The second senior horse I took in was a 27 year-old palomino gelding named Thunder. He had chronic diarrhea for years. While with the previous owner, the vet could not find a cause. They started him on a probiotic, which seemed to help. They even tried worming him with Moxidectin, which is the most potent of all wormers. (You do not want to get the dosage wrong, and it is not typically recommended for senior horses). They thought that perhaps the cause of the diarrhea was a worm that only Moxidectin could kill.
The year or two before I took him, I heard that he was having problems with diarrhea. I did some research and learned that if you have a senior horse with diarrhea the first thing to eliminate as a cause is the teeth. An equine dentist, who has extensive training beyond vet school can give a complete evaluation of the mouth and teeth.

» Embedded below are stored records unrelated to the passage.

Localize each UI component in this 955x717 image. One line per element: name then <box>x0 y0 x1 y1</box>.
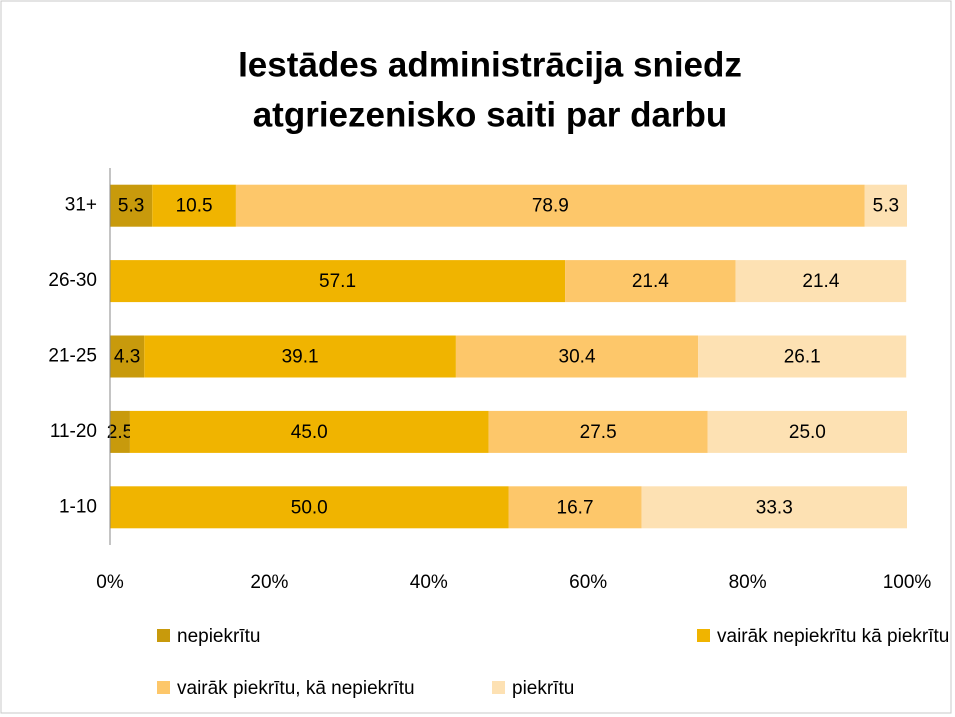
x-tick-label: 60% <box>569 572 607 593</box>
legend-label: vairāk piekrītu, kā nepiekrītu <box>177 678 415 699</box>
bar-segment <box>110 410 130 453</box>
data-label: 2.5 <box>107 422 133 443</box>
data-label: 10.5 <box>176 196 213 217</box>
legend-swatch <box>492 681 505 694</box>
x-tick-label: 80% <box>729 572 767 593</box>
data-label: 26.1 <box>784 347 821 368</box>
y-tick-label: 26-30 <box>48 270 97 291</box>
bar-segment <box>735 260 907 303</box>
data-label: 27.5 <box>580 422 617 443</box>
x-tick-label: 40% <box>410 572 448 593</box>
data-label: 21.4 <box>802 271 839 292</box>
y-tick-label: 21-25 <box>48 346 97 367</box>
bar-segment <box>129 410 489 453</box>
data-label: 25.0 <box>789 422 826 443</box>
data-label: 33.3 <box>756 497 793 518</box>
data-label: 21.4 <box>632 271 669 292</box>
x-tick-label: 0% <box>96 572 124 593</box>
data-label: 39.1 <box>282 347 319 368</box>
bar-segment <box>488 410 708 453</box>
bar-segment <box>110 184 153 227</box>
data-label: 45.0 <box>291 422 328 443</box>
y-tick-label: 1-10 <box>59 496 97 517</box>
bar-segment <box>508 486 642 529</box>
legend-swatch <box>697 629 710 642</box>
legend-label: piekrītu <box>512 678 574 699</box>
data-label: 4.3 <box>114 347 140 368</box>
bar-segment <box>110 260 566 303</box>
x-tick-label: 100% <box>883 572 932 593</box>
data-label: 5.3 <box>118 196 144 217</box>
y-tick-label: 31+ <box>65 195 97 216</box>
bar-segment <box>110 486 509 529</box>
bar-segment <box>110 335 145 378</box>
legend-label: vairāk nepiekrītu kā piekrītu <box>717 626 949 647</box>
chart-title: atgriezenisko saiti par darbu <box>253 95 728 134</box>
bar-segment <box>698 335 907 378</box>
legend-label: nepiekrītu <box>177 626 260 647</box>
bar-segment <box>565 260 736 303</box>
data-label: 30.4 <box>559 347 596 368</box>
bar-segment <box>152 184 236 227</box>
data-label: 78.9 <box>532 196 569 217</box>
data-label: 16.7 <box>557 497 594 518</box>
data-label: 57.1 <box>319 271 356 292</box>
data-label: 50.0 <box>291 497 328 518</box>
data-label: 5.3 <box>873 196 899 217</box>
bar-segment <box>235 184 865 227</box>
chart-title: Iestādes administrācija sniedz <box>238 45 742 84</box>
bar-segment <box>641 486 907 529</box>
legend-swatch <box>157 629 170 642</box>
legend-swatch <box>157 681 170 694</box>
bar-segment <box>455 335 699 378</box>
bar-segment <box>707 410 907 453</box>
bar-segment <box>864 184 907 227</box>
x-tick-label: 20% <box>250 572 288 593</box>
y-tick-label: 11-20 <box>50 421 97 442</box>
bar-segment <box>144 335 456 378</box>
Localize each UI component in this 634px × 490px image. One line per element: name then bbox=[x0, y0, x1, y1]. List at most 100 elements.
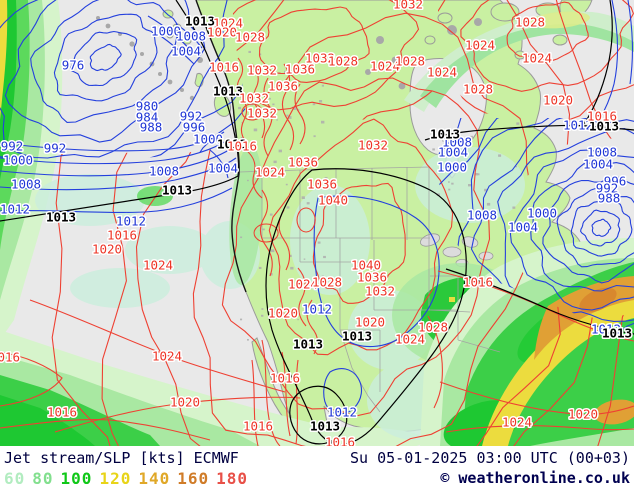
pressure-label: 1012 bbox=[591, 322, 621, 337]
pressure-label: 1032 bbox=[305, 51, 335, 66]
pressure-label: 1016 bbox=[243, 419, 273, 434]
pressure-label: 1016 bbox=[270, 371, 300, 386]
pressure-label: 1036 bbox=[268, 79, 298, 94]
pressure-label: 1028 bbox=[395, 54, 425, 69]
pressure-label: 976 bbox=[62, 58, 85, 73]
pressure-label: 1016 bbox=[209, 60, 239, 75]
jet-stream-shading bbox=[0, 0, 634, 446]
pressure-label: 1008 bbox=[176, 29, 206, 44]
pressure-label: 1024 bbox=[143, 258, 173, 273]
pressure-label: 992 bbox=[596, 181, 619, 196]
pressure-label: 992 bbox=[1, 139, 24, 154]
pressure-label: 1000 bbox=[151, 24, 181, 39]
scale-value: 60 bbox=[4, 469, 26, 488]
pressure-label: 1028 bbox=[312, 275, 342, 290]
pressure-labels: 9769809849889929961000992100010081004992… bbox=[0, 0, 634, 447]
pressure-label: 1012 bbox=[116, 214, 146, 229]
pressure-label: 1004 bbox=[208, 161, 238, 176]
pressure-label: 1004 bbox=[508, 220, 538, 235]
pressure-label: 1004 bbox=[438, 145, 468, 160]
pressure-label: 1036 bbox=[357, 270, 387, 285]
pressure-label: 980 bbox=[136, 99, 159, 114]
scale-value: 100 bbox=[60, 469, 93, 488]
pressure-label: 1013 bbox=[46, 210, 76, 225]
pressure-label: 1028 bbox=[328, 54, 358, 69]
pressure-label: 1024 bbox=[427, 65, 457, 80]
pressure-label: 1004 bbox=[171, 44, 201, 59]
pressure-label: 1012 bbox=[0, 202, 30, 217]
pressure-label: 1016 bbox=[325, 435, 355, 447]
pressure-label: 1032 bbox=[247, 106, 277, 121]
scale-value: 80 bbox=[32, 469, 54, 488]
pressure-label: 1036 bbox=[288, 155, 318, 170]
pressure-label: 1000 bbox=[3, 153, 33, 168]
pressure-label: 984 bbox=[136, 110, 159, 125]
pressure-label: 1008 bbox=[467, 208, 497, 223]
pressure-label: 1020 bbox=[92, 242, 122, 257]
pressure-label: 1024 bbox=[255, 165, 285, 180]
pressure-label: 1016 bbox=[107, 228, 137, 243]
pressure-label: 1024 bbox=[465, 38, 495, 53]
caption-bar: Jet stream/SLP [kts] ECMWF Su 05-01-2025… bbox=[0, 446, 634, 490]
west-coastline bbox=[195, 0, 247, 293]
pressure-label: 1032 bbox=[365, 284, 395, 299]
pressure-label: 1036 bbox=[285, 62, 315, 77]
pressure-label: 1032 bbox=[393, 0, 423, 12]
pressure-label: 1000 bbox=[437, 160, 467, 175]
isobars-red bbox=[0, 57, 634, 446]
weather-map: 9769809849889929961000992100010081004992… bbox=[0, 0, 634, 446]
pressure-label: 1020 bbox=[207, 25, 237, 40]
pressure-label: 1013 bbox=[310, 419, 340, 434]
pressure-label: 1036 bbox=[307, 177, 337, 192]
pressure-label: 1013 bbox=[213, 84, 243, 99]
pressure-label: 1013 bbox=[217, 137, 247, 152]
pressure-label: 992 bbox=[180, 109, 203, 124]
pressure-label: 996 bbox=[604, 174, 627, 189]
pressure-label: 996 bbox=[183, 120, 206, 135]
pressure-label: 1016 bbox=[0, 350, 20, 365]
pressure-label: 1013 bbox=[602, 326, 632, 341]
scale-value: 120 bbox=[99, 469, 132, 488]
pressure-label: 1020 bbox=[355, 315, 385, 330]
pressure-label: 1024 bbox=[152, 349, 182, 364]
pressure-label: 1016 bbox=[47, 405, 77, 420]
pressure-label: 1024 bbox=[522, 51, 552, 66]
pressure-label: 1032 bbox=[247, 63, 277, 78]
scale-value: 180 bbox=[216, 469, 249, 488]
pressure-label: 1008 bbox=[442, 135, 472, 150]
pressure-label: 1020 bbox=[170, 395, 200, 410]
pressure-label: 1000 bbox=[193, 132, 223, 147]
pressure-label: 1020 bbox=[568, 407, 598, 422]
pressure-label: 1012 bbox=[327, 405, 357, 420]
pressure-label: 1020 bbox=[268, 306, 298, 321]
pressure-label: 1000 bbox=[527, 206, 557, 221]
pressure-label: 1013 bbox=[430, 127, 460, 142]
pressure-label: 1008 bbox=[149, 164, 179, 179]
pressure-label: 1016 bbox=[587, 109, 617, 124]
pressure-label: 1016 bbox=[227, 139, 257, 154]
pressure-label: 1013 bbox=[185, 14, 215, 29]
isobars-blue bbox=[0, 0, 634, 415]
pressure-label: 1032 bbox=[239, 91, 269, 106]
pressure-label: 1013 bbox=[293, 337, 323, 352]
pressure-label: 1013 bbox=[162, 183, 192, 198]
jet-speed-scale: 60 80 100 120 140 160 180 bbox=[4, 469, 255, 488]
pressure-label: 1040 bbox=[351, 258, 381, 273]
pressure-label: 1012 bbox=[302, 302, 332, 317]
product-title: Jet stream/SLP [kts] ECMWF bbox=[4, 449, 239, 467]
valid-datetime: Su 05-01-2025 03:00 UTC (00+03) bbox=[350, 449, 630, 467]
pressure-label: 1024 bbox=[370, 59, 400, 74]
pressure-label: 1028 bbox=[463, 82, 493, 97]
pressure-label: 1004 bbox=[583, 157, 613, 172]
pressure-label: 1024 bbox=[502, 415, 532, 430]
pressure-label: 1040 bbox=[318, 193, 348, 208]
pressure-label: 1032 bbox=[358, 138, 388, 153]
credit-link[interactable]: © weatheronline.co.uk bbox=[440, 469, 630, 487]
pressure-label: 1012 bbox=[563, 118, 593, 133]
pressure-label: 1008 bbox=[11, 177, 41, 192]
scale-value: 160 bbox=[177, 469, 210, 488]
pressure-label: 1013 bbox=[589, 119, 619, 134]
pressure-label: 1016 bbox=[463, 275, 493, 290]
pressure-label: 1008 bbox=[587, 145, 617, 160]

An equine dentist will catch things a general equine vet may not.
When I took Thunder into my care the first thing I did was take him to the dentist. The dentist said his teeth were completely worn out and could no longer chew hay. The molars in horses should be completely flat and when the top arcade of molars meets the bottom arcade it grinds hay. Thunder’s teeth were “cupped out”, meaning there was no longer a flat surface, but rather a cupped surface. When he went to grind hay he couldn’t. The dentist said that if large pieces of inadequately chewed hay were to get all the way to the colon, they could irritate it and cause diarrhea. It looked like that was what was happening with Thunder.
I immediately took Thunder off hay and fed him soaked hay pellets. Within a week his manure normalized, and there was no sign of diarrhea. I even weaned him off the probiotic, and the diarrhea hasn’t been back. It’s been 2 1⁄2 years.
I asked the dentist if the present condition of Thunder’s teeth was preventable.
“Yes,” he answered.
“When would have been the last chance to start seeing him before we would end up with worn out teeth?”
“Ten years ago.”
Why does this all matter? It’s cheaper to feed high quality hay than it is to feed hay pellets. It’s more convenient to feed hay than it is to soak hay pellets a few times a day. While I don’t regret a single moment figuring out what Thunder needed and then providing it, if different decisions were made 10 years ago, and the information was in the hands of the horse owner, then Thunder could have been spared the years of chronic diarrhea and the resulting toll it took on his body.
If you have a horse, consider seeing an equine dentist as part of your horse’s care team. Don’t wait until they are old and having serious issues. Prevention is key. The health and longevity of your horse depends on it. And the best part of all, you will have more years to enjoy your horse.